Wagner’s three-movement Trombone Concerto, for New York Philharmonic principal trombonist Joseph Alessi, juxtaposes the unique personality of the brass section of an orchestra with the urban pulse of New York City, where Wagner makes her home and serves as faculty of the Composition Department at The Juilliard School of Music.

“Many young composers are skilled at building a moment, starting a piece out in a very dramatic way, without realizing that it creates a lot of energy,” said Wagner. “The other half of the piece gives it a soft place to land, slowing it down like footsteps moving into the distance.”
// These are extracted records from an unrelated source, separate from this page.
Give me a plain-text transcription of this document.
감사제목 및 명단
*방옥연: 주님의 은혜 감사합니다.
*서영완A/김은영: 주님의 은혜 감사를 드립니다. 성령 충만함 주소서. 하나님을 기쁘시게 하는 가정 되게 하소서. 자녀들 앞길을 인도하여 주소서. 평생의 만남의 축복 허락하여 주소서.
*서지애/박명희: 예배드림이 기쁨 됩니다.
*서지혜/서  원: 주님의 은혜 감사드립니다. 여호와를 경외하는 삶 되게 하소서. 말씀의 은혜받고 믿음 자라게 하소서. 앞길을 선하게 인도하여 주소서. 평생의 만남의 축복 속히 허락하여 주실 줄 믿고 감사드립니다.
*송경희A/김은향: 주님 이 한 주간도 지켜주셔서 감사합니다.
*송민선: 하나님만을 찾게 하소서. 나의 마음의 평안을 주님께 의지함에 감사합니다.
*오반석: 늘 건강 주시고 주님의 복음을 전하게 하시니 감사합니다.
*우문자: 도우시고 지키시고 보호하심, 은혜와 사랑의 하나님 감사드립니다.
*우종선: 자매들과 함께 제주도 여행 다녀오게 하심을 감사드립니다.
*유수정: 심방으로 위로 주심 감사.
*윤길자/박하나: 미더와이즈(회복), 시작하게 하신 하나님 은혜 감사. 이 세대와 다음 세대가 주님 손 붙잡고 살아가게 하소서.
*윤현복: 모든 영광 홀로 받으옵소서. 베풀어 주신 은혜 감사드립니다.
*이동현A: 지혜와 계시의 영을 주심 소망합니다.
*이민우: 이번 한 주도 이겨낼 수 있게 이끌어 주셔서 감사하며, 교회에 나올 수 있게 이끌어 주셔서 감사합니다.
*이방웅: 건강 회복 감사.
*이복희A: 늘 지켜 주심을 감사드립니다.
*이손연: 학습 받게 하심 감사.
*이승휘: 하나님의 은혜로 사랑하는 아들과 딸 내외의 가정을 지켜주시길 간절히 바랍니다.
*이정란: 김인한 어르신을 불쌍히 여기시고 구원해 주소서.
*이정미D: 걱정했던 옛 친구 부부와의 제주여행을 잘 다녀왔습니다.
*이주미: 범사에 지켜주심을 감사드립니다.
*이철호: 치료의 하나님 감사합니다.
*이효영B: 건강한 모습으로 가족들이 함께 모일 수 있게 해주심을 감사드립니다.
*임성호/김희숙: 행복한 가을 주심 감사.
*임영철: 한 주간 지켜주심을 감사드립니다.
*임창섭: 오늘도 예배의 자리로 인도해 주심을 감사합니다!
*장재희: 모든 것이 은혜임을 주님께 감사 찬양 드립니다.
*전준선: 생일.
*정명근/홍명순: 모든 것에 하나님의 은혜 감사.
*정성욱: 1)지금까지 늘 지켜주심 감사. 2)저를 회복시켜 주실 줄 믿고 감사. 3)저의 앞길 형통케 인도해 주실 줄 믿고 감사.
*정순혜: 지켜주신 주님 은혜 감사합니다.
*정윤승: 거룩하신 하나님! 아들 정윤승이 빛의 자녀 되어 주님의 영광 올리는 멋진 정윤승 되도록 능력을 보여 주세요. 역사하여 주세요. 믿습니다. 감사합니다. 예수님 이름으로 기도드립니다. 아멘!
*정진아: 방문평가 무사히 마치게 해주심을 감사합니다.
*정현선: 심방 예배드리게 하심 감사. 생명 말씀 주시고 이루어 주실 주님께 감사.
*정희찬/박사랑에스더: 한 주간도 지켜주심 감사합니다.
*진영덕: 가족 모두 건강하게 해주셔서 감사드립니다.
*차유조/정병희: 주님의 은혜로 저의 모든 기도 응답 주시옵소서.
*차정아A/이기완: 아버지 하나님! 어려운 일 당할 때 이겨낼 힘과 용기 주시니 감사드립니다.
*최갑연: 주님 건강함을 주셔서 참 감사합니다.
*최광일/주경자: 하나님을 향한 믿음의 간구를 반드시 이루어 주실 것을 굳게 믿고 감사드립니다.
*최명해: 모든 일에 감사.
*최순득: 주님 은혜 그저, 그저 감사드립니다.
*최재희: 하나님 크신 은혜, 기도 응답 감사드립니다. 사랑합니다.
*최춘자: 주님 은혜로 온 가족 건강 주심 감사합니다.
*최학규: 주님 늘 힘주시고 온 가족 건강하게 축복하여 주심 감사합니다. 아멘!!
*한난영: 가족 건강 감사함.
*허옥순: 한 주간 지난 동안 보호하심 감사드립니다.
Graduate students Greg Watson and Dan Karcher describe working one-on-one with Wagner much like an apprenticeship. Said Watson, “Though her style of music is quite different than mine, we discussed the pacing of music, and she helped me think more temporally. She looked at my music and said, if this is what you’re going to do, here’s how to do it better.”

“Experiencing first hand her devotion to musical craft, and her dedication to helping younger composers develop a more rarified compositional technique, is a great opportunity for me as an artist,” added Karcher.

Wagner is serving a six-week residency at FROST, divided equally between the spring and fall semesters. During that time, she will not only have her works performed, but she will conduct rehearsals and give private lessons to all students in the Frost Composition Program. The Frost 2020 Distinguished Composer in Residence will be George Lewis. The Frost Department of Theory and Composition is chaired by esteemed professor and composer Charles Norman Mason (BM ’77).

On April 16, 2019, The Frost School of Music will present a selection of Wagner’s innovative works at UM’s Maurice Gusman Concert Hall, performed by Ensemble Ibis, under the direction of professor Shawn Crouch. New works by Frost composition faculty will also be performed. The concert begins at 7:30 pm and is free of charge.